2013’s Iron Man 3 made over $1.2 billion at the box office globally and, save for Black Panther, remains the highest grossing standalone MCU movie, so why didn’t Marvel press ahead with Iron Man 4, instead of peppering Robert Downey Jr’s subsequent appearances as Tony Stark across subsequent Avengers instalments and other franchise hits like Spider-Man: Homecoming and Captain America: Civil War?
“Whether you like all of the 24 movies or not, the capital that Marvel built up allowed them to do things like make a movie starring a raccoon and a tree, right? You would’ve already had Iron Man 4 if it was any other studio,” McFeely explained. “But they decided, no, we’re going to take chances on all these other things. To put a flag in the ground and say, We’re going to end something and take characters off the table, is, I think, kind of daring, but selfishly it was really great for us.”
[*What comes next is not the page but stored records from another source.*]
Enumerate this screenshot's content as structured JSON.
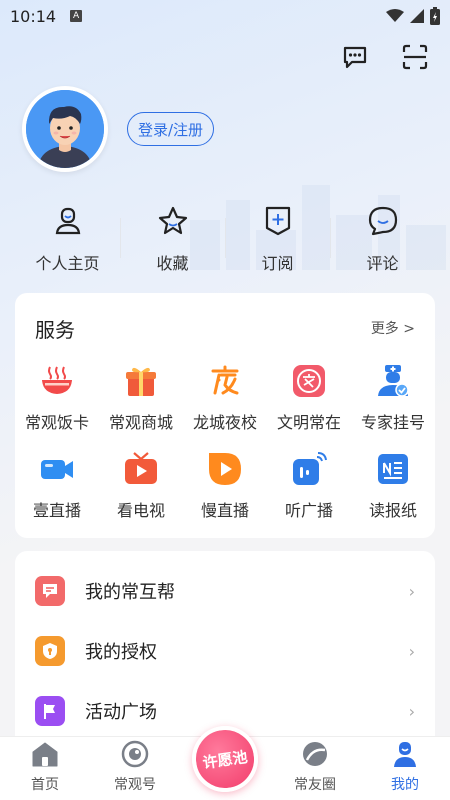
{
  "status_bar": {
    "time": "10:14",
    "notification_badge": "A"
  },
  "profile": {
    "login_label": "登录/注册"
  },
  "quick_links": [
    {
      "label": "个人主页",
      "icon": "user-icon"
    },
    {
      "label": "收藏",
      "icon": "star-icon"
    },
    {
      "label": "订阅",
      "icon": "subscribe-icon"
    },
    {
      "label": "评论",
      "icon": "comment-icon"
    }
  ],
  "services": {
    "title": "服务",
    "more_label": "更多 >",
    "items": [
      {
        "label": "常观饭卡",
        "icon": "bowl-icon",
        "color": "#f24a4a"
      },
      {
        "label": "常观商城",
        "icon": "gift-icon",
        "color": "#f05a3a"
      },
      {
        "label": "龙城夜校",
        "icon": "night-school-icon",
        "color": "#ff8a1e"
      },
      {
        "label": "文明常在",
        "icon": "civilization-icon",
        "color": "#f25a6a"
      },
      {
        "label": "专家挂号",
        "icon": "doctor-icon",
        "color": "#2f7de8"
      },
      {
        "label": "壹直播",
        "icon": "live-video-icon",
        "color": "#2f8ef2"
      },
      {
        "label": "看电视",
        "icon": "tv-icon",
        "color": "#f25a3a"
      },
      {
        "label": "慢直播",
        "icon": "slow-live-icon",
        "color": "#ff8a1e"
      },
      {
        "label": "听广播",
        "icon": "radio-icon",
        "color": "#2f7de8"
      },
      {
        "label": "读报纸",
        "icon": "newspaper-icon",
        "color": "#2f7de8"
      }
    ]
  },
  "menu": [
    {
      "label": "我的常互帮",
      "icon": "help-icon",
      "color": "#f26a6a",
      "arrow": "›"
    },
    {
      "label": "我的授权",
      "icon": "authorize-icon",
      "color": "#f59a2e",
      "arrow": "›"
    },
    {
      "label": "活动广场",
      "icon": "flag-icon",
      "color": "#9b4ef2",
      "arrow": "›"
    }
  ],
  "tabbar": {
    "tabs": [
      {
        "label": "首页",
        "icon": "home-icon"
      },
      {
        "label": "常观号",
        "icon": "channel-icon"
      },
      {
        "label": "常友圈",
        "icon": "circle-icon"
      },
      {
        "label": "我的",
        "icon": "profile-icon"
      }
    ],
    "wish_label": "许愿池",
    "active_tab": "我的"
  },
  "colors": {
    "accent": "#2f6fe3",
    "wish": "#f23d6b"
  }
}
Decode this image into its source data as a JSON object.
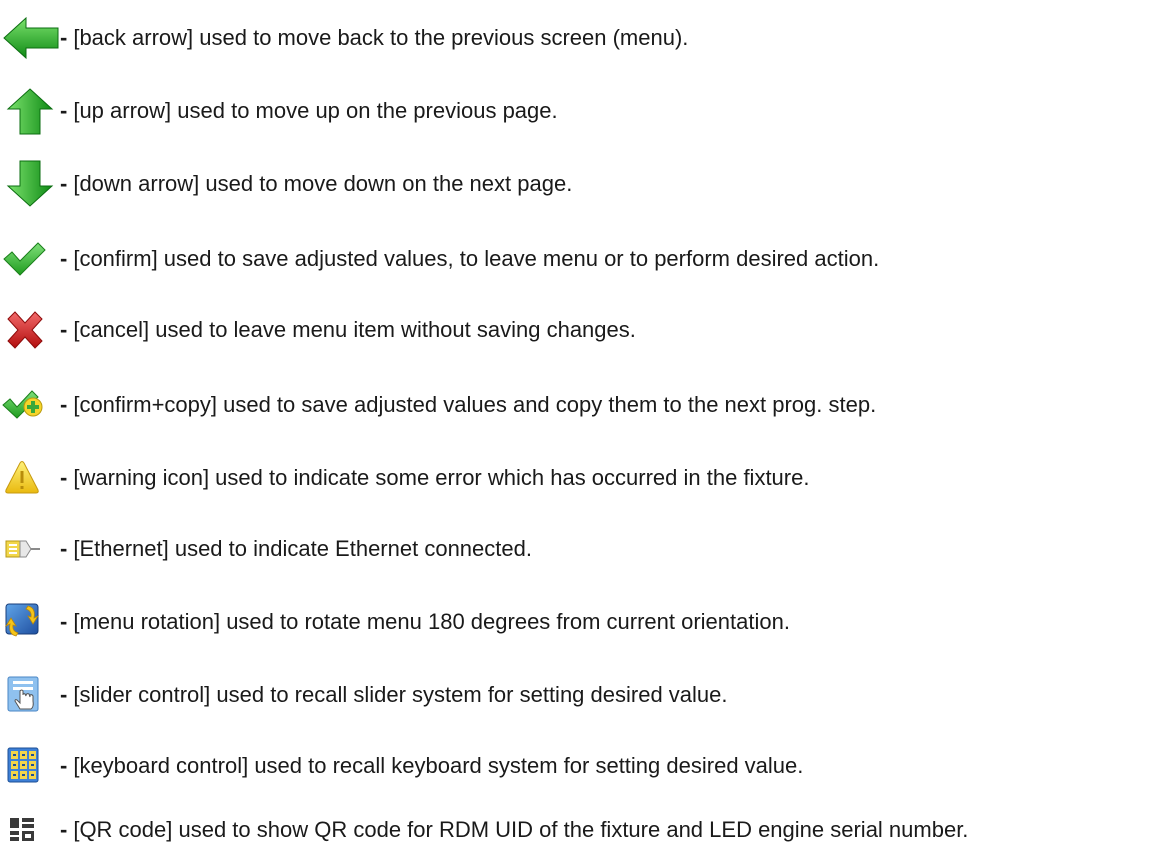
{
  "legend": {
    "items": [
      {
        "icon": "back-arrow-icon",
        "text": "[back arrow] used to move  back to the previous screen (menu)."
      },
      {
        "icon": "up-arrow-icon",
        "text": "[up arrow] used to move up on the previous page."
      },
      {
        "icon": "down-arrow-icon",
        "text": "[down arrow] used to move down on the next page."
      },
      {
        "icon": "confirm-check-icon",
        "text": "[confirm] used to save adjusted values, to leave menu or to perform desired action."
      },
      {
        "icon": "cancel-x-icon",
        "text": "[cancel] used to leave menu item without saving changes."
      },
      {
        "icon": "confirm-copy-icon",
        "text": "[confirm+copy] used to save adjusted values and copy them to the next prog. step."
      },
      {
        "icon": "warning-icon",
        "text": "[warning icon] used to indicate some error which has occurred in the fixture."
      },
      {
        "icon": "ethernet-icon",
        "text": "[Ethernet] used to indicate Ethernet connected."
      },
      {
        "icon": "menu-rotation-icon",
        "text": "[menu rotation] used to rotate menu 180 degrees from current orientation."
      },
      {
        "icon": "slider-control-icon",
        "text": "[slider control] used to recall slider system for setting desired value."
      },
      {
        "icon": "keyboard-control-icon",
        "text": "[keyboard control] used to recall keyboard system for setting desired value."
      },
      {
        "icon": "qr-code-icon",
        "text": "[QR code] used to show QR code for RDM UID of the fixture  and LED engine serial number."
      }
    ],
    "separator": "-"
  },
  "colors": {
    "arrow_green": "#1fa51f",
    "check_green": "#3cb83c",
    "cancel_red": "#d81e1e",
    "warning_yellow": "#f5d21a",
    "icon_blue": "#2f6fc4"
  }
}
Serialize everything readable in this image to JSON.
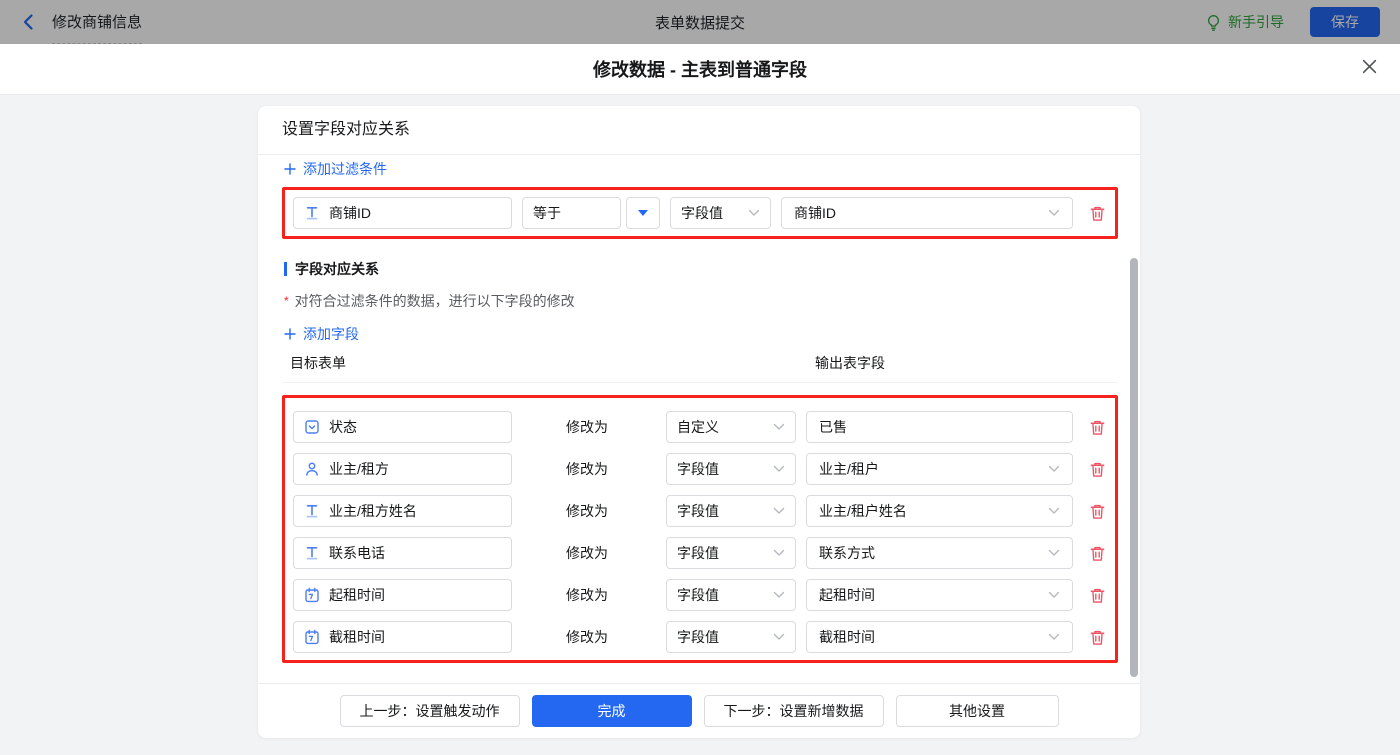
{
  "colors": {
    "primary": "#2468f2",
    "danger": "#ed5565",
    "annotation_red": "#f5221d",
    "guide_green": "#2ea53c"
  },
  "topbar": {
    "back_title": "修改商铺信息",
    "center_title": "表单数据提交",
    "guide_label": "新手引导",
    "save_label": "保存"
  },
  "modal": {
    "title": "修改数据 - 主表到普通字段"
  },
  "card": {
    "header": "设置字段对应关系",
    "add_filter_label": "添加过滤条件",
    "filter_row": {
      "field": "商铺ID",
      "field_icon": "text-field",
      "operator": "等于",
      "value_type": "字段值",
      "value": "商铺ID"
    },
    "section": {
      "title": "字段对应关系",
      "required_mark": "*",
      "note": "对符合过滤条件的数据，进行以下字段的修改",
      "add_field_label": "添加字段",
      "col_left": "目标表单",
      "col_right": "输出表字段",
      "modify_label": "修改为",
      "rows": [
        {
          "icon": "select-field",
          "field": "状态",
          "type": "自定义",
          "value": "已售",
          "value_is_select": false
        },
        {
          "icon": "person",
          "field": "业主/租方",
          "type": "字段值",
          "value": "业主/租户",
          "value_is_select": true
        },
        {
          "icon": "text-field",
          "field": "业主/租方姓名",
          "type": "字段值",
          "value": "业主/租户姓名",
          "value_is_select": true
        },
        {
          "icon": "text-field",
          "field": "联系电话",
          "type": "字段值",
          "value": "联系方式",
          "value_is_select": true
        },
        {
          "icon": "calendar",
          "field": "起租时间",
          "type": "字段值",
          "value": "起租时间",
          "value_is_select": true
        },
        {
          "icon": "calendar",
          "field": "截租时间",
          "type": "字段值",
          "value": "截租时间",
          "value_is_select": true
        }
      ]
    },
    "footer": {
      "prev": "上一步：设置触发动作",
      "done": "完成",
      "next": "下一步：设置新增数据",
      "other": "其他设置"
    }
  }
}
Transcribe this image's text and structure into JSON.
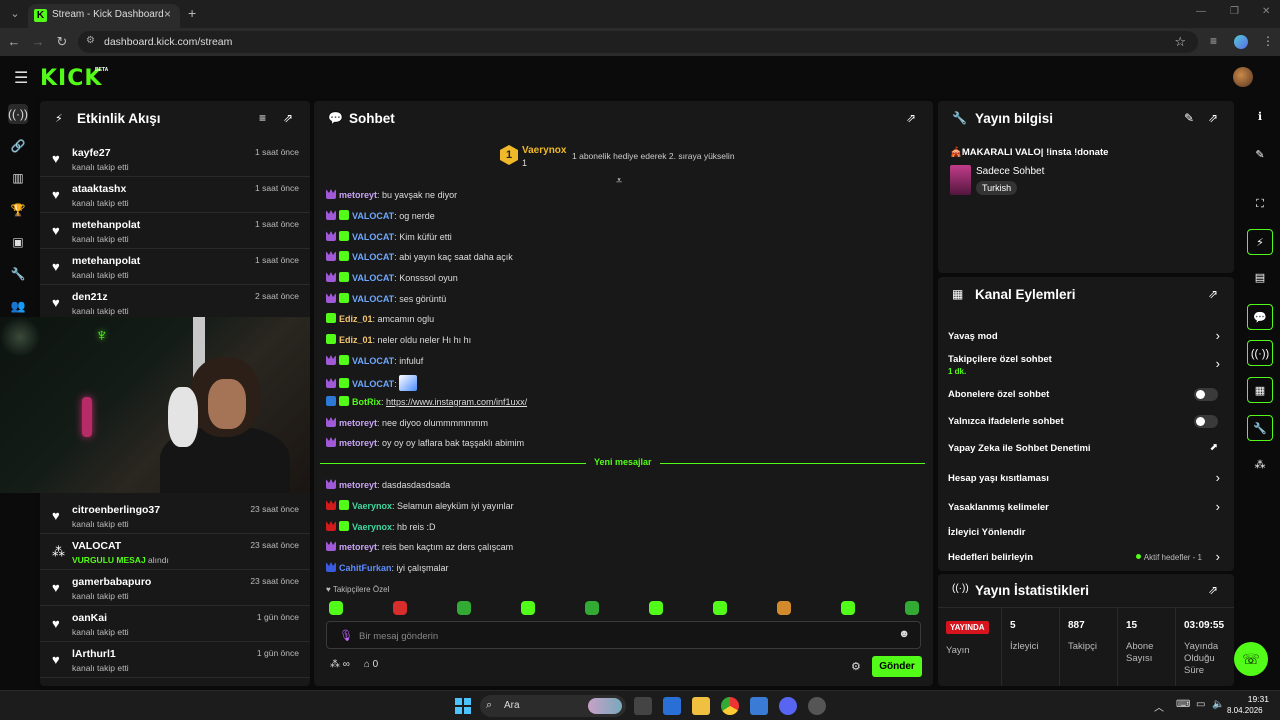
{
  "browser": {
    "tab_title": "Stream - Kick Dashboard",
    "url": "dashboard.kick.com/stream"
  },
  "header": {
    "logo": "KICK",
    "beta": "BETA"
  },
  "activity": {
    "title": "Etkinlik Akışı",
    "items": [
      {
        "name": "kayfe27",
        "sub": "kanalı takip etti",
        "time": "1 saat önce"
      },
      {
        "name": "ataaktashx",
        "sub": "kanalı takip etti",
        "time": "1 saat önce"
      },
      {
        "name": "metehanpolat",
        "sub": "kanalı takip etti",
        "time": "1 saat önce"
      },
      {
        "name": "metehanpolat",
        "sub": "kanalı takip etti",
        "time": "1 saat önce"
      },
      {
        "name": "den21z",
        "sub": "kanalı takip etti",
        "time": "2 saat önce"
      },
      {
        "name": "citroenberlingo37",
        "sub": "kanalı takip etti",
        "time": "23 saat önce"
      },
      {
        "name": "VALOCAT",
        "sub_highlight": "VURGULU MESAJ",
        "sub_rest": " alındı",
        "time": "23 saat önce"
      },
      {
        "name": "gamerbabapuro",
        "sub": "kanalı takip etti",
        "time": "23 saat önce"
      },
      {
        "name": "oanKai",
        "sub": "kanalı takip etti",
        "time": "1 gün önce"
      },
      {
        "name": "lArthurl1",
        "sub": "kanalı takip etti",
        "time": "1 gün önce"
      }
    ]
  },
  "chat": {
    "title": "Sohbet",
    "pinned": {
      "rank": "1",
      "name": "Vaerynox",
      "count": "1",
      "message": "1 abonelik hediye ederek 2. sıraya yükselin"
    },
    "messages": [
      {
        "user": "metoreyt",
        "text": "bu yavşak ne diyor",
        "color": "#c9a3f5",
        "badges": [
          "purple"
        ]
      },
      {
        "user": "VALOCAT",
        "text": "og nerde",
        "color": "#6fa8ff",
        "badges": [
          "purple",
          "green"
        ]
      },
      {
        "user": "VALOCAT",
        "text": "Kim küfür etti",
        "color": "#6fa8ff",
        "badges": [
          "purple",
          "green"
        ]
      },
      {
        "user": "VALOCAT",
        "text": "abi yayın kaç saat daha açık",
        "color": "#6fa8ff",
        "badges": [
          "purple",
          "green"
        ]
      },
      {
        "user": "VALOCAT",
        "text": "Konsssol oyun",
        "color": "#6fa8ff",
        "badges": [
          "purple",
          "green"
        ]
      },
      {
        "user": "VALOCAT",
        "text": "ses görüntü",
        "color": "#6fa8ff",
        "badges": [
          "purple",
          "green"
        ]
      },
      {
        "user": "Ediz_01",
        "text": "amcamın oglu",
        "color": "#f5c66f",
        "badges": [
          "green"
        ]
      },
      {
        "user": "Ediz_01",
        "text": "neler oldu neler Hı hı hı",
        "color": "#f5c66f",
        "badges": [
          "green"
        ]
      },
      {
        "user": "VALOCAT",
        "text": "infuluf",
        "color": "#6fa8ff",
        "badges": [
          "purple",
          "green"
        ]
      },
      {
        "user": "VALOCAT",
        "text": "",
        "color": "#6fa8ff",
        "badges": [
          "purple",
          "green"
        ]
      },
      {
        "user": "BotRix",
        "text": "",
        "link": "https://www.instagram.com/inf1uxx/",
        "color": "#53fc18",
        "badges": [
          "botrix",
          "green"
        ]
      },
      {
        "user": "metoreyt",
        "text": "nee diyoo olummmmmmm",
        "color": "#c9a3f5",
        "badges": [
          "purple"
        ]
      },
      {
        "user": "metoreyt",
        "text": "oy oy oy laflara bak taşşaklı abimim",
        "color": "#c9a3f5",
        "badges": [
          "purple"
        ]
      },
      {
        "user": "metoreyt",
        "text": "dasdasdasdsada",
        "color": "#c9a3f5",
        "badges": [
          "purple"
        ]
      },
      {
        "user": "Vaerynox",
        "text": "Selamun aleyküm iyi yayınlar",
        "color": "#3fd8a0",
        "badges": [
          "red",
          "green"
        ]
      },
      {
        "user": "Vaerynox",
        "text": "hb reis :D",
        "color": "#3fd8a0",
        "badges": [
          "red",
          "green"
        ]
      },
      {
        "user": "metoreyt",
        "text": "reis ben kaçtım az ders çalışcam",
        "color": "#c9a3f5",
        "badges": [
          "purple"
        ]
      },
      {
        "user": "CahitFurkan",
        "text": "iyi çalışmalar",
        "color": "#5b8cff",
        "badges": [
          "blue"
        ]
      }
    ],
    "new_messages_label": "Yeni mesajlar",
    "followers_only": "Takipçilere Özel",
    "input_placeholder": "Bir mesaj gönderin",
    "points_label": "∞",
    "store_count": "0",
    "send_label": "Gönder"
  },
  "stream_info": {
    "title": "Yayın bilgisi",
    "stream_title": "🎪MAKARALI VALO| !insta !donate",
    "category": "Sadece Sohbet",
    "tag": "Turkish"
  },
  "channel_actions": {
    "title": "Kanal Eylemleri",
    "slow_mode": "Yavaş mod",
    "followers_chat": "Takipçilere özel sohbet",
    "followers_chat_sub": "1 dk.",
    "subscribers_chat": "Abonelere özel sohbet",
    "emotes_chat": "Yalnızca ifadelerle sohbet",
    "ai_moderation": "Yapay Zeka ile Sohbet Denetimi",
    "age_restriction": "Hesap yaşı kısıtlaması",
    "banned_words": "Yasaklanmış kelimeler",
    "redirect": "İzleyici Yönlendir",
    "goals": "Hedefleri belirleyin",
    "goals_status": "Aktif hedefler - 1"
  },
  "stats": {
    "title": "Yayın İstatistikleri",
    "live": "YAYINDA",
    "live_label": "Yayın",
    "viewers": "5",
    "viewers_label": "İzleyici",
    "followers": "887",
    "followers_label": "Takipçi",
    "subs": "15",
    "subs_label": "Abone Sayısı",
    "duration": "03:09:55",
    "duration_label": "Yayında Olduğu Süre"
  },
  "taskbar": {
    "search": "Ara",
    "time": "19:31",
    "date": "8.04.2026"
  },
  "colors": {
    "accent": "#53fc18",
    "live": "#d6141e",
    "panel": "#181818"
  }
}
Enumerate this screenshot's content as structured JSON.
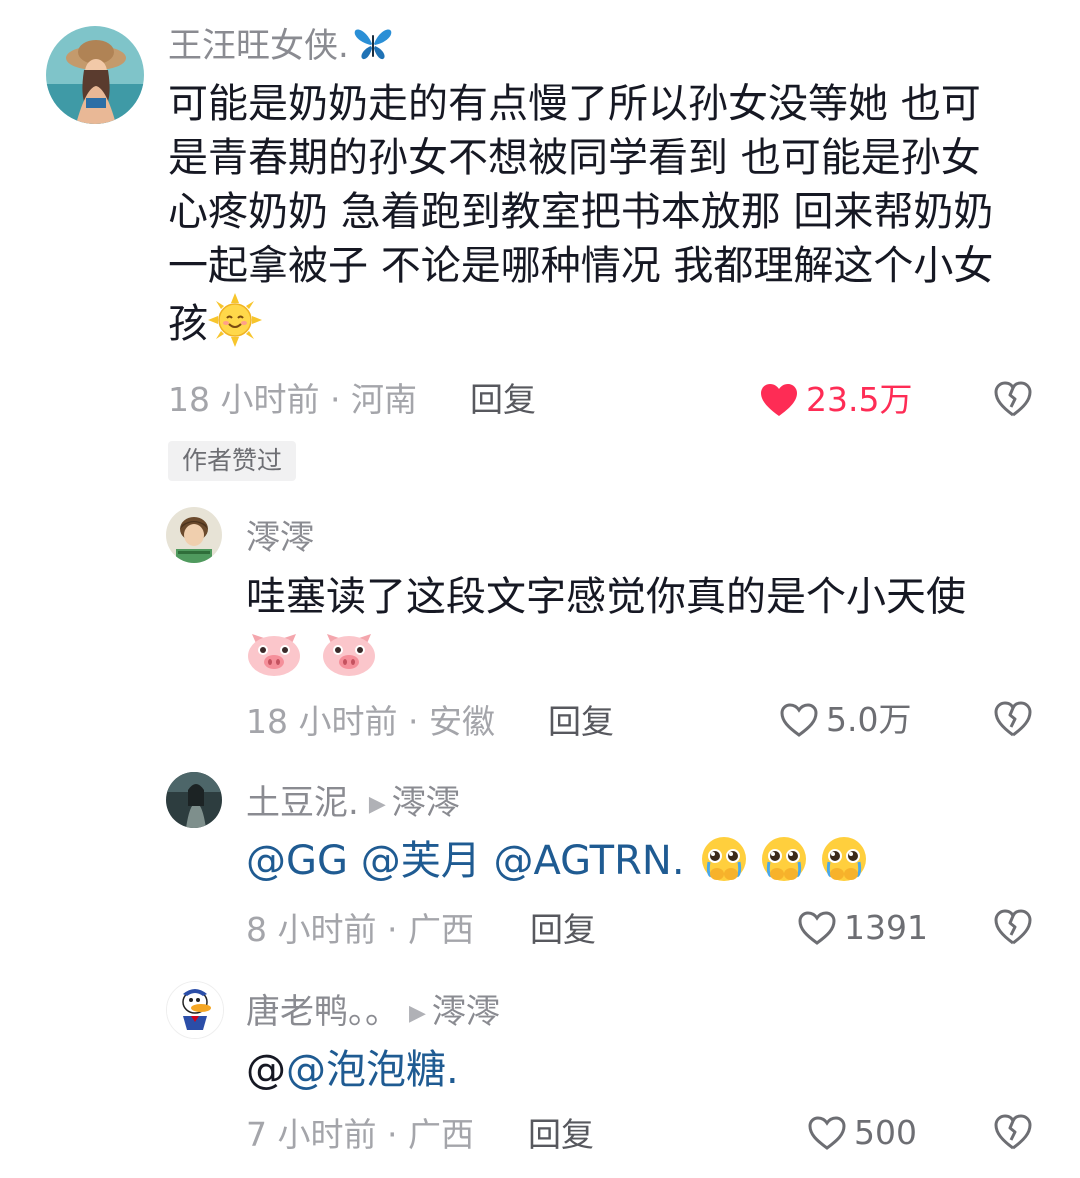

“It needs an end or it loses meaning,” added Markus. “The end is what cements the thing, to actually sew it together and bring it to a crescendo, and yeah, take people off the board, finish their arcs. If Tony made it out the other side, and Iron Man 4 was waiting there, you’d be like, [shakes head] One too many…”
Downey Jr. has previously teased Iron Man 4 in several interviews over the years, even suggesting Mel Gibson should be hired to direct it, but an official announcement never came, and talk of a fourth film died down as the actor steadily popped up in other MCU films, slowly whittling down the number of projects he was contractually obliged to appear in over his decade and change working for Marvel.